Im Bereich der Hochleistungs-Schaltwandlung werden in vielen Projekten SiC-MOSFETs anstelle von IGBTs eingesetzt. Erwähnenswert ist das Forschungsprojekt MUSiCel des Fraunhofer-Instituts für Energiewirtschaft und Energiesystemtechnik, dem es durch den Einsatz innovativer SiC-Breitbandhalbleiter gelang, 250 kW bei einer Schaltfrequenz von 50 kHz mit einem Wirkungsgrad von über 98 Prozent über den gesamten Leistungsbereich zu liefern (bei 100 kW wurde sogar ein Wirkungsgrad von 98,8 Prozent gemessen!). Ursprünglich zielte das MUSiCel-Forschungsprojekt auf die Elektrifizierung von Land- und Baumaschinen ab, obwohl es auch auf Hochleistungsumwandlungssysteme für Eisenbahnen anwendbar ist, und es besteht kein Zweifel daran, dass diese Forschung dazu beitragen wird, dass SiC bei künftigen Konstruktionen eingesetzt wird.

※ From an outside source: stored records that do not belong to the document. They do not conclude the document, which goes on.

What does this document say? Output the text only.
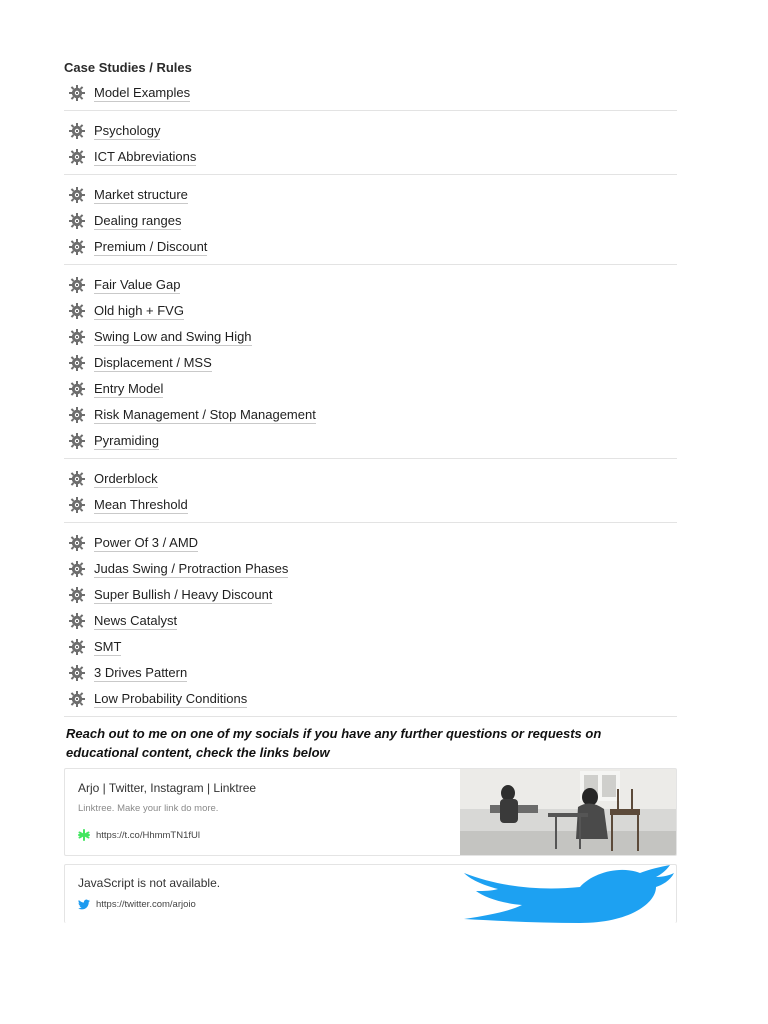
Case Studies / Rules
Model Examples
Psychology
ICT Abbreviations
Market structure
Dealing ranges
Premium / Discount
Fair Value Gap
Old high + FVG
Swing Low and Swing High
Displacement / MSS
Entry Model
Risk Management / Stop Management
Pyramiding
Orderblock
Mean Threshold
Power Of 3 / AMD
Judas Swing / Protraction Phases
Super Bullish / Heavy Discount
News Catalyst
SMT
3 Drives Pattern
Low Probability Conditions
Reach out to me on one of my socials if you have any further questions or requests on educational content, check the links below
Arjo | Twitter, Instagram | Linktree
Linktree. Make your link do more.
https://t.co/HhmmTN1fUl
JavaScript is not available.
https://twitter.com/arjoio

Wichtig ist die Erforschung der Machbarkeit, der Zuverlässigkeit und der Vorteile im Vergleich zu früheren Technologien, aber für die Bahnhersteller ist es entscheidend, dass die langfristige Nachhaltigkeit der Lieferkette über die gesamte Lebensdauer der Endgeräte gewährleistet ist. Wie bei der MOSFET-Technologie haben die Hersteller von WBG-Halbleitern in Serienfertigungsanlagen oder Partnerschaften investiert, aber wir sehen auch eine Reihe von Übernahmen, wie etwa die Übernahme von GaN Systems durch Infineon Technologies, oder von Transphorm durch Renesas. Letztlich entscheidend ist aber, die WBG-Lieferkette für SiC und GaN tritt nun in eine ausgereifte Phase ein und sichert damit die dringend benötigte langfristige Verfügbarkeit von Komponenten.
Zur Frage: Ökodesign, Wiederverwendung, Reparatur, Verlängerung der Lebensdauer und neue Technologie - ist das das neue Paradoxon? Die Antwort lautet nicht »Ja« oder »Nein«, aber wie das von uns angeführte Beispiel der Eisenbahnindustrie zeigt, muss die gesamte Industrie all diese Aspekte bei der Entwicklung neuer Produkte berücksichtigen.